Gambling our future - We’ve made the bet of our lives

NOT even the great, soul-filling genius of Samuel Beckett or Flann O’Brien, our great champions of tragedy and irony, could have imagined a more appropriate symmetry.

The greatest bet in the history of this Republic — the launch of NAMA — was made just as the Galway Races were reaching a climax of sorts on Ladies’ Day. This represents the kind of black humour that even Beckett and O’Brien, at their dead-pan, dead-eyed best, could only aspire to.

God only knows who could match the kind of black humour that saw Taoiseach Brian Cowen enjoying the Ballybrit jamboree — almost €20 million bet at the course this week — while Finance Minister Brian Lenihan was back at the office launching the lifeboats.

Mr Cowen, amazingly, felt able to absent himself from the launch of the NAMA to go racing in Galway.

Mr Cowen may have been pining for the fabled days of “The Tent” where so much “bonding” between Fianna Fáil and the country’s developers took place. The very “bonding” that led to so much misplaced optimism — borrowed, secondhand bravado, as it transpires. The “bonding” that ultimately made the creation of NAMA inevitable.

Though his absence in Galway is a minor issue it again brings into question his understanding of the responsibilities leaders face, or of leadership.

Nevertheless, we must all hope, for the sake of our children, our jobs, our pensions and this country, that NAMA succeeds. We cannot, however, be fobbed off with vagueness or wishful thinking.

Though NAMA will be faced with many, many imponderables when valuing distressed assets it will know precisely who is involved and how much is at stake. The suggestion that the developers, whose grand follies may cost billions in hard-graft tax money, might enjoy anonymity is simply a non-starter. Even during Galway Race week the proposal is an affront too far. Why should they remain anonymous? Are they afraid we won’t cheer their racehorses to the finishing line or that we might try to shoot down their helicopters?

Racecourse management in Galway expected 600 helicopter landings at Ballybrit during the festival. It is difficult to equate that kind of excess with the queue of developers seeking the protection of our courts.

This all adds to the disquieting sense that ordinary people are being taken for a ride, or at the very least are being invited on one, yet again. The sense that we are being sold a pig in a poke — we don’t know what we are buying, what it will cost or if the price represents real or imagined value, adds to those fears.

The Government does not even want us to know who is selling whatever it is we are buying. Neither do we have the comfort of a defined endgame in either time or cash. Remember, we were told, over a decade ago, that the Moriarty Tribunal might take a year or two, but it has not reported yet. Can we afford NAMA to be a convenience-store-in-perpetuity for banks and developers?

All of these concerns add up to something that cannot be passed on a nod and a wink and every opportunity to impose measures to protect State resources must be taken. That is why the next few weeks are so important. That this is the traditional holiday period for active politics can only add to our concerns.

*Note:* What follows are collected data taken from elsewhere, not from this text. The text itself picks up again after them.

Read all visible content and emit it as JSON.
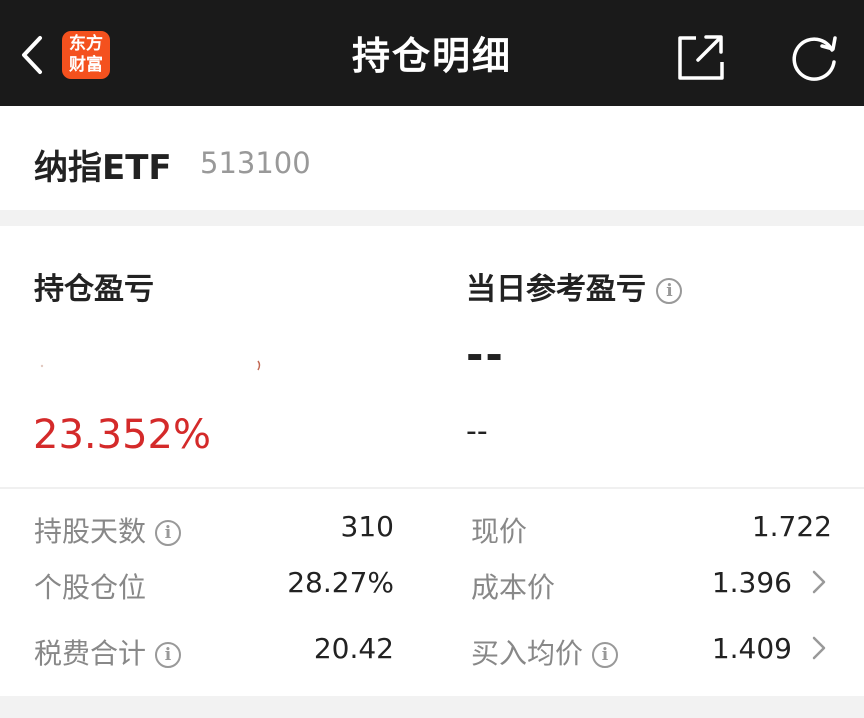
{
  "header": {
    "title": "持仓明细",
    "logo_line1": "东方",
    "logo_line2": "财富"
  },
  "stock": {
    "name": "纳指ETF",
    "code": "513100"
  },
  "summary": {
    "holding_pl_label": "持仓盈亏",
    "holding_pl_percent": "23.352%",
    "daily_ref_pl_label": "当日参考盈亏",
    "daily_ref_pl_value": "--",
    "daily_ref_pl_percent": "--"
  },
  "details": {
    "hold_days_label": "持股天数",
    "hold_days_value": "310",
    "position_ratio_label": "个股仓位",
    "position_ratio_value": "28.27%",
    "fees_label": "税费合计",
    "fees_value": "20.42",
    "price_label": "现价",
    "price_value": "1.722",
    "cost_label": "成本价",
    "cost_value": "1.396",
    "avg_buy_label": "买入均价",
    "avg_buy_value": "1.409"
  },
  "colors": {
    "topbar": "#1a1a1a",
    "logo": "#f4511e",
    "profit": "#d42a2a"
  }
}
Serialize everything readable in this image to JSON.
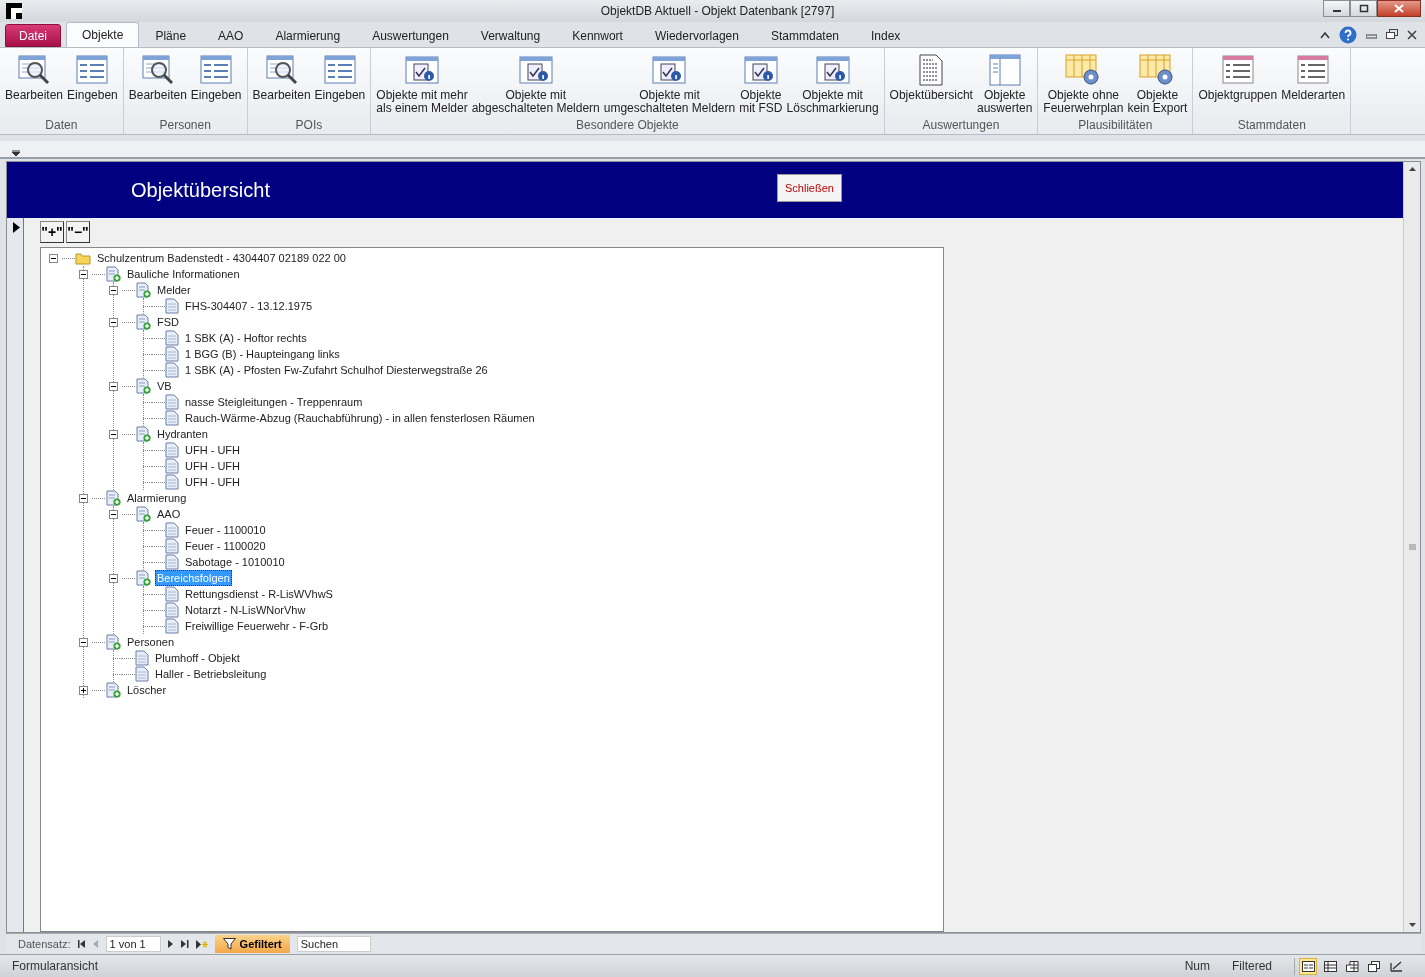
{
  "window": {
    "title": "ObjektDB Aktuell  -  Objekt Datenbank [2797]"
  },
  "file_tab": "Datei",
  "tabs": [
    {
      "label": "Objekte",
      "selected": true
    },
    {
      "label": "Pläne",
      "selected": false
    },
    {
      "label": "AAO",
      "selected": false
    },
    {
      "label": "Alarmierung",
      "selected": false
    },
    {
      "label": "Auswertungen",
      "selected": false
    },
    {
      "label": "Verwaltung",
      "selected": false
    },
    {
      "label": "Kennwort",
      "selected": false
    },
    {
      "label": "Wiedervorlagen",
      "selected": false
    },
    {
      "label": "Stammdaten",
      "selected": false
    },
    {
      "label": "Index",
      "selected": false
    }
  ],
  "ribbon_groups": [
    {
      "label": "Daten",
      "buttons": [
        {
          "label": "Bearbeiten",
          "kind": "search"
        },
        {
          "label": "Eingeben",
          "kind": "form"
        }
      ]
    },
    {
      "label": "Personen",
      "buttons": [
        {
          "label": "Bearbeiten",
          "kind": "search"
        },
        {
          "label": "Eingeben",
          "kind": "form"
        }
      ]
    },
    {
      "label": "POIs",
      "buttons": [
        {
          "label": "Bearbeiten",
          "kind": "search"
        },
        {
          "label": "Eingeben",
          "kind": "form"
        }
      ]
    },
    {
      "label": "Besondere Objekte",
      "buttons": [
        {
          "label": "Objekte mit mehr\nals einem Melder",
          "kind": "query"
        },
        {
          "label": "Objekte mit\nabgeschalteten Meldern",
          "kind": "query"
        },
        {
          "label": "Objekte mit\numgeschalteten Meldern",
          "kind": "query"
        },
        {
          "label": "Objekte\nmit FSD",
          "kind": "query"
        },
        {
          "label": "Objekte mit\nLöschmarkierung",
          "kind": "query"
        }
      ]
    },
    {
      "label": "Auswertungen",
      "buttons": [
        {
          "label": "Objektübersicht",
          "kind": "report"
        },
        {
          "label": "Objekte\nauswerten",
          "kind": "evaluate"
        }
      ]
    },
    {
      "label": "Plausibilitäten",
      "buttons": [
        {
          "label": "Objekte ohne\nFeuerwehrplan",
          "kind": "check"
        },
        {
          "label": "Objekte\nkein Export",
          "kind": "check"
        }
      ]
    },
    {
      "label": "Stammdaten",
      "buttons": [
        {
          "label": "Objektgruppen",
          "kind": "master"
        },
        {
          "label": "Melderarten",
          "kind": "master"
        }
      ]
    }
  ],
  "form": {
    "title": "Objektübersicht",
    "close_button": "Schließen",
    "expand_all_button": "\"+\"",
    "collapse_all_button": "\"−\""
  },
  "tree": [
    {
      "label": "Schulzentrum Badenstedt - 4304407 02189 022 00",
      "kind": "folder",
      "expanded": true,
      "selected": false,
      "children": [
        {
          "label": "Bauliche Informationen",
          "kind": "group",
          "expanded": true,
          "selected": false,
          "children": [
            {
              "label": "Melder",
              "kind": "group",
              "expanded": true,
              "selected": false,
              "children": [
                {
                  "label": "FHS-304407 - 13.12.1975",
                  "kind": "leaf",
                  "selected": false
                }
              ]
            },
            {
              "label": "FSD",
              "kind": "group",
              "expanded": true,
              "selected": false,
              "children": [
                {
                  "label": "1 SBK (A) - Hoftor rechts",
                  "kind": "leaf",
                  "selected": false
                },
                {
                  "label": "1 BGG (B) - Haupteingang links",
                  "kind": "leaf",
                  "selected": false
                },
                {
                  "label": "1 SBK (A) - Pfosten Fw-Zufahrt Schulhof Diesterwegstraße 26",
                  "kind": "leaf",
                  "selected": false
                }
              ]
            },
            {
              "label": "VB",
              "kind": "group",
              "expanded": true,
              "selected": false,
              "children": [
                {
                  "label": "nasse Steigleitungen - Treppenraum",
                  "kind": "leaf",
                  "selected": false
                },
                {
                  "label": "Rauch-Wärme-Abzug (Rauchabführung) - in allen fensterlosen Räumen",
                  "kind": "leaf",
                  "selected": false
                }
              ]
            },
            {
              "label": "Hydranten",
              "kind": "group",
              "expanded": true,
              "selected": false,
              "children": [
                {
                  "label": "UFH - UFH",
                  "kind": "leaf",
                  "selected": false
                },
                {
                  "label": "UFH - UFH",
                  "kind": "leaf",
                  "selected": false
                },
                {
                  "label": "UFH - UFH",
                  "kind": "leaf",
                  "selected": false
                }
              ]
            }
          ]
        },
        {
          "label": "Alarmierung",
          "kind": "group",
          "expanded": true,
          "selected": false,
          "children": [
            {
              "label": "AAO",
              "kind": "group",
              "expanded": true,
              "selected": false,
              "children": [
                {
                  "label": "Feuer - 1100010",
                  "kind": "leaf",
                  "selected": false
                },
                {
                  "label": "Feuer - 1100020",
                  "kind": "leaf",
                  "selected": false
                },
                {
                  "label": "Sabotage - 1010010",
                  "kind": "leaf",
                  "selected": false
                }
              ]
            },
            {
              "label": "Bereichsfolgen",
              "kind": "group",
              "expanded": true,
              "selected": true,
              "children": [
                {
                  "label": "Rettungsdienst - R-LisWVhwS",
                  "kind": "leaf",
                  "selected": false
                },
                {
                  "label": "Notarzt - N-LisWNorVhw",
                  "kind": "leaf",
                  "selected": false
                },
                {
                  "label": "Freiwillige Feuerwehr - F-Grb",
                  "kind": "leaf",
                  "selected": false
                }
              ]
            }
          ]
        },
        {
          "label": "Personen",
          "kind": "group",
          "expanded": true,
          "selected": false,
          "children": [
            {
              "label": "Plumhoff - Objekt",
              "kind": "leaf",
              "selected": false
            },
            {
              "label": "Haller - Betriebsleitung",
              "kind": "leaf",
              "selected": false
            }
          ]
        },
        {
          "label": "Löscher",
          "kind": "group",
          "expanded": false,
          "selected": false
        }
      ]
    }
  ],
  "navigation": {
    "label": "Datensatz:",
    "record": "1 von 1",
    "filter_button": "Gefiltert",
    "filter_active": true,
    "search": {
      "placeholder": "Suchen"
    }
  },
  "status_bar": {
    "view": "Formularansicht",
    "indicators": [
      "Num",
      "Filtered"
    ],
    "view_buttons": [
      {
        "kind": "form",
        "selected": true
      },
      {
        "kind": "datasheet",
        "selected": false
      },
      {
        "kind": "pivot",
        "selected": false
      },
      {
        "kind": "layout",
        "selected": false
      },
      {
        "kind": "design",
        "selected": false
      }
    ]
  }
}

We simply cannot afford to daydream our way into another disaster and we would be foolish to buy “the trust us” argument from the cosy alliance of government, business and banking.

If we do we will only have ourselves to blame.

We do not know, and it is hard to imagine that anyone really does, how much NAMA might cost. That imponderable is the great cloud hanging over the project. The other great cloud is that the culture that made NAMA unavoidable remains at the heart of the rescue attempt. The dependent banks, their untouchable employees, the reckless developers and speculators and Fianna Fáil all have tickets to the show.

It is also un-nerving that Fianna Fáil has such an instinctive pre-disposition to prioritising the needs of big business. What other country would tolerate the deal brokered between Ray Burke, Bertie Ahern and Shell over the Corrib gas field? Why do we?

This record does little to inspire the confidence needed to believe NAMA will be the success we all hope and need it to be.

The adage “never gamble what you cannot afford to lose” has served many a punter well but Ireland Inc has passed that point. We can, no matter how frustrating it is, no matter how it points to our powerlessness, do little more than hope NAMA succeeds.

Maybe, at this low point, we should consider another adage too: You get the government you deserve.